The money to pay for the upgrades will come from a “combination of grants, debt and increased sewer rates” to customers, Mayor Chris Mitchell has said.

The engineers are still testing the sanitary sewer system to find leaks and other problems that allow stormwater to enter the system. Some of that work, including smoke tests, will be ongoing for possibly several more months.

Norris is under pressure from the Division of Water Resources to fix the stormwater runoff issue, or end up paying $23,460 in fines – or more -- for violations of state regulations regarding discharge of polluted water into Buffalo Creek.

The city already has paid $4,692 of that fine to the state, and would be on the hook for the rest unless its remediation plan is approved by the state and carried out as scheduled.

The city contracted with Cannon & Cannon for $300,000 to study the sanitary sewer system to find out where the stormwater is entering the system during heavy rains, which can add a million gallons of water per day to the system and overwhelm the treatment plant, just off East Norris Road near Andersonville Highway.

Under state law, the city cannot use property taxes to fund the repairs, and also may not add any of those expenses to water bills.

Instead, the city must get grants and/or borrow money to pay for the upgrades, and then pay off the loans using higher sewer rates for customers.

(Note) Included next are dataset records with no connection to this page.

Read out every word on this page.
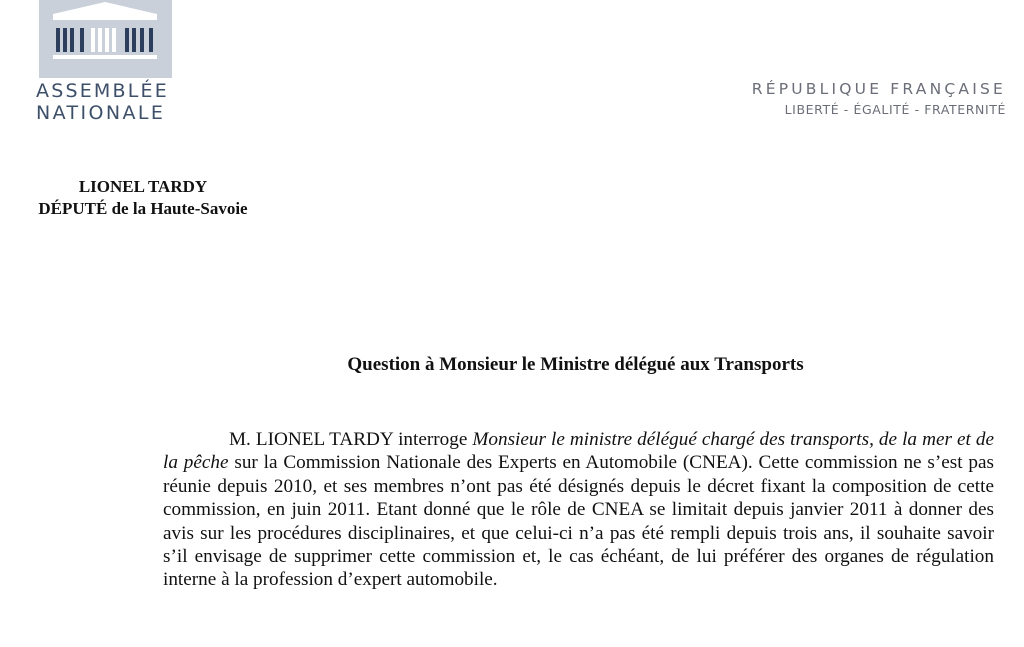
ASSEMBLÉE
NATIONALE
RÉPUBLIQUE FRANÇAISE
LIBERTÉ - ÉGALITÉ - FRATERNITÉ
LIONEL TARDY
DÉPUTÉ de la Haute-Savoie
Question à Monsieur le Ministre délégué aux Transports

M. LIONEL TARDY interroge Monsieur le ministre délégué chargé des transports, de la mer et de la pêche sur la Commission Nationale des Experts en Automobile (CNEA). Cette commission ne s’est pas réunie depuis 2010, et ses membres n’ont pas été désignés depuis le décret fixant la composition de cette commission, en juin 2011. Etant donné que le rôle de CNEA se limitait depuis janvier 2011 à donner des avis sur les procédures disciplinaires, et que celui-ci n’a pas été rempli depuis trois ans, il souhaite savoir s’il envisage de supprimer cette commission et, le cas échéant, de lui préférer des organes de régulation interne à la profession d’expert automobile.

About three-fourths of Norris water customers – around 600 – also have sewer service, and would have to pay the higher sewer rates.

The estimates in the plan submitted to the council Monday night don’t include a possible replacement of the city’s aging wastewater treatment plant, which was built in 1936 and last upgraded in the 1960s.

The sewage treatment plant is designed to process up to about 200,000 gallons of wastewater per day, and normally gets about 100,000 gallons per day. But when it rains, that can push the flow into the plant beyond 1 million gallons a day.

Most of that gets bypassed around the treatment plant and discharged into Buffalo Creek, at a point south of Andersonville Highway, near the Chunky Monkey restaurant.

While that dumped water does get treated with chlorine to get rid of bacteria, the chemical pollutants in it are not removed, the Water Commission said.

The mayor received a “Director’s Order and Assessment” from TDEC’s Division of Water Resources in February detailing the violations, which allegedly occurred from May 1, 2019, through Nov. 30, 2021.

City officials noted that the pollution problems are only with the sewer system, and have nothing to do with the city’s drinking water, which has long been considered to be of outstanding quality.

“This is not about your drinking water,” Mitchell said earlier. “Your drinking water is clean.”